Dies gilt es bei oralen Antidiabetika zu beachten
Metformin
- bei GFR < 30 ml/min absetzen; Dosisreduktion entsprechend GFR
- Pausieren bei Einsatz von Röntgenkontrastmitteln, OP in Vollnarkose, fieberhaften Erkrankungen, Magen-/Darm-Infekten, Exsikkose u.a.

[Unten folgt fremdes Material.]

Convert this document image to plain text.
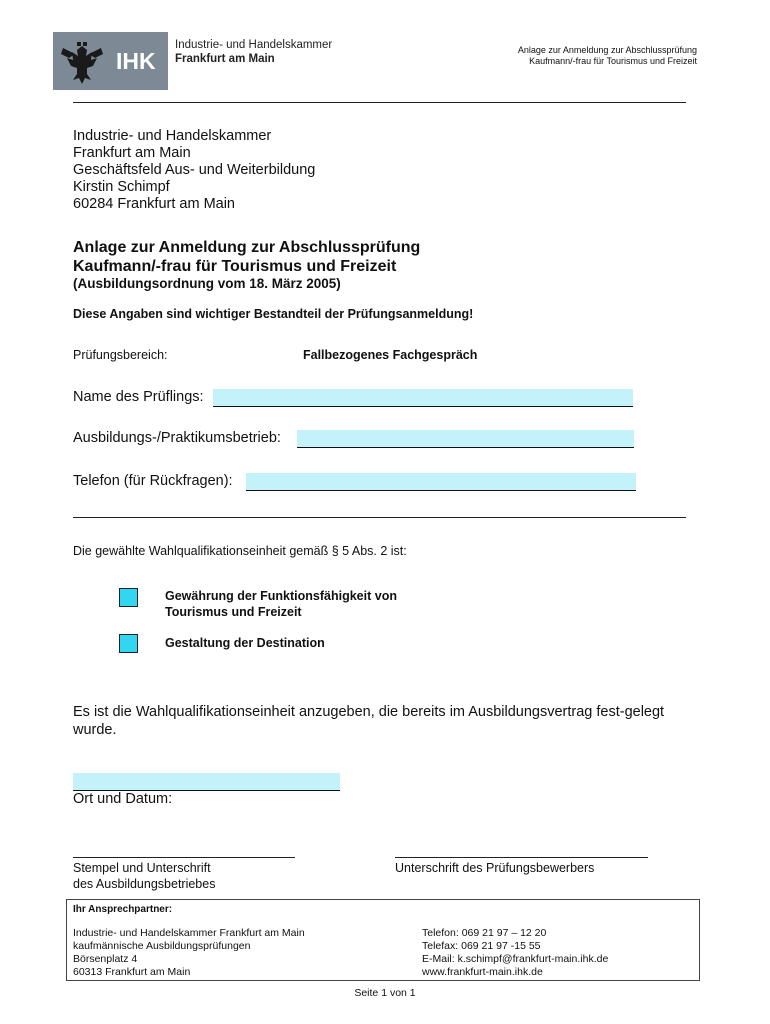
IHK
Industrie- und Handelskammer
Frankfurt am Main
Anlage zur Anmeldung zur Abschlussprüfung
Kaufmann/-frau für Tourismus und Freizeit
Industrie- und Handelskammer
Frankfurt am Main
Geschäftsfeld Aus- und Weiterbildung
Kirstin Schimpf
60284 Frankfurt am Main
Anlage zur Anmeldung zur Abschlussprüfung
Kaufmann/-frau für Tourismus und Freizeit
(Ausbildungsordnung vom 18. März 2005)
Diese Angaben sind wichtiger Bestandteil der Prüfungsanmeldung!
Prüfungsbereich:	Fallbezogenes Fachgespräch
Name des Prüflings:
Ausbildungs-/Praktikumsbetrieb:
Telefon (für Rückfragen):
Die gewählte Wahlqualifikationseinheit gemäß § 5 Abs. 2 ist:
Gewährung der Funktionsfähigkeit von
Tourismus und Freizeit
Gestaltung der Destination
Es ist die Wahlqualifikationseinheit anzugeben, die bereits im Ausbildungsvertrag fest-gelegt wurde.
Ort und Datum:
Stempel und Unterschrift
des Ausbildungsbetriebes
Unterschrift des Prüfungsbewerbers
Ihr Ansprechpartner:
Industrie- und Handelskammer Frankfurt am Main
kaufmännische Ausbildungsprüfungen
Börsenplatz 4
60313 Frankfurt am Main
Telefon: 069 21 97 – 12 20
Telefax: 069 21 97 -15 55
E-Mail: k.schimpf@frankfurt-main.ihk.de
www.frankfurt-main.ihk.de
Seite 1 von 1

- weder positive noch negative Effekte auf kardiovaskuläre Endpunkte
Sulfonylharnstoffe
- höchstes Hypoglykämie-Risiko mit der Gefahr teils schwerer und prolongierter Hypoglykämien, insbesondere bei älteren Menschen mit eingeschränkter Nierenfunktion und Polypharmazie
- unregelmäßige Nahrungsaufnahme als Hypoglykämierisiko
DPP4-Hemmer
- keine erhöhte Hypoglykämiegefahr
- einsetzbar bis zur terminalen Niereninsuffizienz
SGLT2-Inhibitoren
- geringes Hypoglykämierisiko
- erhöhtes Risiko für Genitalinfektionen
GLP1-Rezeptoragonisten
- geringes Hypoglykämierisiko
- Ansätze zur 1 x wöchentlichen Gabe
Eine Insulintherapie ist indiziert, wenn durch Lebensstiländerungen und/oder orale Antidiabetika das individualisierte Therapieziel nicht erreicht werden kann bzw. Kontraindikationen gegen die oralen Mittel vorliegen. Oder auch zur Vermeidung einer Polypharmazie im Alter. Der Zeitpunkt eines Wechsels auf Insulin sei umsichtig abzuwägen und sollte nicht verpasst werden: Denn ältere Menschen mit leichten kognitiven Störungen lassen sich noch gut in eine Schulung zur Insulintherapie einschließen. Die Form der Insulinbehandlung – supplementär, konventionell, intensiviert oder basal unterstützte orale Therapie – richte sich nach dem Diabetestyp, individuellen Therapiezielen, Präferenzen, Lebensstil und Fähigkeiten der Patienten.